I see a girl of ten, of slight, graceful figure, and of so active a nature that if you found her quite still you feared at once that something was wrong with her.
Her face was very charming, browned richly with the kiss of sun and wind, and without a freckle, yet not so brown as to hide the rich colour of her feelings, which swept across her face as quickly as the cloud-shadows across the sparkling face of the sea.
Her eyes were large and dark—all alight with the joy of life; sparkling with fun and mischief; blazing forked lightnings at some offence, fancied as often as not; big with entreaty that none could refuse; more rarely—in those days—deep with sober thought; but always—shining, sparkling, blazing, entreating—the most wonderful and fascinating eyes in the world to the boy at her side, on whom they shone and sparkled and blazed and entreated, and moulded always to her imperious little will.
A sturdy boy of twelve, short if anything for his age at that time, though later he grew to full Sercq height and something over; but strong and healthy, with a pair of keen blue eyes, and nothing whatever distinctive about his brown face, unless it was a touch of the inflexible honesty which had been diligently instilled into him from the time he was three years old.

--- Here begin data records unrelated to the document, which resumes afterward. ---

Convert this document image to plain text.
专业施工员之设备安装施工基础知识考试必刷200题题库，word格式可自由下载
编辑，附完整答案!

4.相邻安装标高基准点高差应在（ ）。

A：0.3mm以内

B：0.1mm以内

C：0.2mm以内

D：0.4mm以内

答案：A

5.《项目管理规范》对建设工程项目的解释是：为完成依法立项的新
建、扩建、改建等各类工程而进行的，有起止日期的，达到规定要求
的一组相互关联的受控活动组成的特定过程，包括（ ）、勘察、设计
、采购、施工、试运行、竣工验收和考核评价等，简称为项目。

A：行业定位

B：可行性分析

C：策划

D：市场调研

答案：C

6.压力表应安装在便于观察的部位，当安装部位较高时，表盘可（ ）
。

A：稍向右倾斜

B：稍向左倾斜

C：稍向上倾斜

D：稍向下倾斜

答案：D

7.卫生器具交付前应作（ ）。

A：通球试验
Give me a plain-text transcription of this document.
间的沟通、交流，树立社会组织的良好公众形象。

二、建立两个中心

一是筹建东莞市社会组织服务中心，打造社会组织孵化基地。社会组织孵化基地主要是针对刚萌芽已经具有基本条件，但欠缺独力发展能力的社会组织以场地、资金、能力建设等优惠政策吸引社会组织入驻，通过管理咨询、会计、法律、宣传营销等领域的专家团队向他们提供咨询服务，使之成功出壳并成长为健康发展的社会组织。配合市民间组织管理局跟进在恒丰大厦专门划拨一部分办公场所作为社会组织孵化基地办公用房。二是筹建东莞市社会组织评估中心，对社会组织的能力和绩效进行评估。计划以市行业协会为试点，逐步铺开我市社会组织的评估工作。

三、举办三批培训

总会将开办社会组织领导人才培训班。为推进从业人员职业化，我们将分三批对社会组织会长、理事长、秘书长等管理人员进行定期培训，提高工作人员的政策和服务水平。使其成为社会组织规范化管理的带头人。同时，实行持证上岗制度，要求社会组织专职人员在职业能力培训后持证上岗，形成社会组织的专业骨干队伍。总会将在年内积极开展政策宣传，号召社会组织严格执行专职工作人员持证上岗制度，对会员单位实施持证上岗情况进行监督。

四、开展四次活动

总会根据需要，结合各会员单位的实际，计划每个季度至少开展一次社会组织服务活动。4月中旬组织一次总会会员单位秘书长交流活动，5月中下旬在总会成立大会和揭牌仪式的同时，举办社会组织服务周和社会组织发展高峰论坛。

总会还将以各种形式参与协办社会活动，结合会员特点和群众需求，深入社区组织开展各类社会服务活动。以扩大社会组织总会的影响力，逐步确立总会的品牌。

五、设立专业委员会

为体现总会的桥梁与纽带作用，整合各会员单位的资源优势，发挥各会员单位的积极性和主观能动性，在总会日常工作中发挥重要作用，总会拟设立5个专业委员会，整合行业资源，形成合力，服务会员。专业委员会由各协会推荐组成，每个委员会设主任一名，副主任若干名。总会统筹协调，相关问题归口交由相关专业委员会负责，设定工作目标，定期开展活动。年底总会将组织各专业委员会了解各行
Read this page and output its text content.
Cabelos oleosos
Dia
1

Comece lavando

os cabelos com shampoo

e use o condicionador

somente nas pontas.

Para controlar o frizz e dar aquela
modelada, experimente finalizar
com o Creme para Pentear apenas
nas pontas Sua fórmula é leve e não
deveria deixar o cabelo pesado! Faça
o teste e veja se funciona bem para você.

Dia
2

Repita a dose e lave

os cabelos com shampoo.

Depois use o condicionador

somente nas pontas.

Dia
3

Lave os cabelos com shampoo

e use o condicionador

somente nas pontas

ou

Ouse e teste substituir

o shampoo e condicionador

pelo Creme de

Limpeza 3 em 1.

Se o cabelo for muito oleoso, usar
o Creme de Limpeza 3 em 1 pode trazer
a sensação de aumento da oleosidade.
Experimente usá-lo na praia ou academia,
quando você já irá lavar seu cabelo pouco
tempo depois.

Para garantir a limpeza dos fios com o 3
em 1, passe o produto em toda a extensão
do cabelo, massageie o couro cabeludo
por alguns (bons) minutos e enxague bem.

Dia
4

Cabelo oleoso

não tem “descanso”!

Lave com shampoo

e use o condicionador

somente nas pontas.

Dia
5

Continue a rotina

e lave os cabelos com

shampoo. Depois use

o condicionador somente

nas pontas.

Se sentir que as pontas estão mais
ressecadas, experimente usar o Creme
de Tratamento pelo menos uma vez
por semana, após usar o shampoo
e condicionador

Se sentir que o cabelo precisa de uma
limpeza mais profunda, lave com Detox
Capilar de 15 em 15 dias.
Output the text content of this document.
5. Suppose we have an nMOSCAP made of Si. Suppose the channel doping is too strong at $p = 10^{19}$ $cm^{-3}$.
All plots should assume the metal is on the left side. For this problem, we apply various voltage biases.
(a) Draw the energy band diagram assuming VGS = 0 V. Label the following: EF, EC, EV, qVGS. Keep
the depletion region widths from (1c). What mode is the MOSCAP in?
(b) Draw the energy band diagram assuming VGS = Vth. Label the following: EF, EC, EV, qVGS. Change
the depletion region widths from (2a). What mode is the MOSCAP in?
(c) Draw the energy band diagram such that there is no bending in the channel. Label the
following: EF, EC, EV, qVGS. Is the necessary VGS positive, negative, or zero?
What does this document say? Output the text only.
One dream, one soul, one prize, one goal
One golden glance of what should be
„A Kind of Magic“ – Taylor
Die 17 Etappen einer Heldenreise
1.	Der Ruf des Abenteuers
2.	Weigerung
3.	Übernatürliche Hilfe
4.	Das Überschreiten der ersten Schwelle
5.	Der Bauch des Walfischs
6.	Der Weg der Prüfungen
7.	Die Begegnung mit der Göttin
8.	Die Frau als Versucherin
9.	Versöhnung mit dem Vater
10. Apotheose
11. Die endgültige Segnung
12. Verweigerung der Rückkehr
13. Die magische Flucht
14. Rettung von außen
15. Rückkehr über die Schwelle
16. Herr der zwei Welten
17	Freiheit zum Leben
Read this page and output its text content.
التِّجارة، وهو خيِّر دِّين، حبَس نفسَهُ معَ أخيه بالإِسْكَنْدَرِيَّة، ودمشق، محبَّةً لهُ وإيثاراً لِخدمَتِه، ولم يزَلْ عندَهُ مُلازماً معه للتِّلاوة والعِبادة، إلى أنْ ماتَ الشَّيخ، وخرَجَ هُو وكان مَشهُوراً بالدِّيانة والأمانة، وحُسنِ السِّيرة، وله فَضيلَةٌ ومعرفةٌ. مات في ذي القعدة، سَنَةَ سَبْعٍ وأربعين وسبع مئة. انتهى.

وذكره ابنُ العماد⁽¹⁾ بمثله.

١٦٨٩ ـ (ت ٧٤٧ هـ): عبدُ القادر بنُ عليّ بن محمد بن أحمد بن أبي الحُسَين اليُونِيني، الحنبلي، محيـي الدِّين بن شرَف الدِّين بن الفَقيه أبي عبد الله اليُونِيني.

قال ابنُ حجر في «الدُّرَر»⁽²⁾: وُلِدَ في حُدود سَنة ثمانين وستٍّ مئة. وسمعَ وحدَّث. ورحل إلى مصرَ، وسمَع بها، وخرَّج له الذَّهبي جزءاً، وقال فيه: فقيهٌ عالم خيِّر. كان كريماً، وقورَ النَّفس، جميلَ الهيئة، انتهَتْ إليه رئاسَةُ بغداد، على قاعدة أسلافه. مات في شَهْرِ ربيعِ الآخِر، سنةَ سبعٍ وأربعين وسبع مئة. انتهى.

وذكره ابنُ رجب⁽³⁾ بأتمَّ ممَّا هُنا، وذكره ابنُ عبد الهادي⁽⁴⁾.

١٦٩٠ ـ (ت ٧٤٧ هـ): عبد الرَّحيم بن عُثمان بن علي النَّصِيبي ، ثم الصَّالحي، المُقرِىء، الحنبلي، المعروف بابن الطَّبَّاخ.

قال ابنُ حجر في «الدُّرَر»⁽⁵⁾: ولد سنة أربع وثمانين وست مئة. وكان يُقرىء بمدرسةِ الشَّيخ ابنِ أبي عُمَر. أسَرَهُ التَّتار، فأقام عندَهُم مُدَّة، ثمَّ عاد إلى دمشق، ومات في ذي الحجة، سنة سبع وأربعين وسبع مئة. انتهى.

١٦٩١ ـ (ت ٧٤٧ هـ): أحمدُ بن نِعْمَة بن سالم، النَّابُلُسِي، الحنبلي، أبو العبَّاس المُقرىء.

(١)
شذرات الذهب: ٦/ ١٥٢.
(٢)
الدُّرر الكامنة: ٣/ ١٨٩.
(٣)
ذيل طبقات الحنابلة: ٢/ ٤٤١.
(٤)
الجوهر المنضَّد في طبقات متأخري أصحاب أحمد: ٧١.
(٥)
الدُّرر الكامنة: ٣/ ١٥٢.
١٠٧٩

Perhaps also some little indication of the stubborn determination which must surely have come from his grandfather, and which some people called obstinacy.
Anyway the girl trusted him implicitly, ruled him imperiously, quarrelled with him at times but never beyond reason, and always quickly made it up again, and in so delightful a fashion that one remembered the quarrel no more but only the making-up,—beamed upon him then more graciously than before, and looked to him for certain help in every time of need.
Inseparables these two, except when the Gouliot waters were in an evil humour and rendered the passage impossible, for her home was on Brecqhou and his was on Sercq. Fortunately for their friendship, Aunt Jeanne Falla lived on Sercq also, and Carette was as often to be found at Beaumanoir as at her father’s house on Brecqhou, and it was to her father’s liking that it should be so. For he and the boys were often all away for days at a time, and on such occasions, as they started, they would drop Carette on the rough shore of Havre Gosselin, or set her hands and feet in the iron rings that scaled the bald face of the rock, and up she would go like a goat, and away to the welcome of the house that was her second and better home. What Carette would have been without Aunt Jeanne I cannot imagine; and so—all thanks to the sweet, sharp soul who took her mother’s place.
See these two, then, as they lay in the sweet short herbage of Tintageu or Moie de Mouton, chins on fist, crisp light hair close up alongside floating brown curls, caps or hats scorned impediments to rapid motion, bare heels kicking up emotionally behind, as they surveyed their little world, and watched the distant ships, and dreamed dreams and saw visions.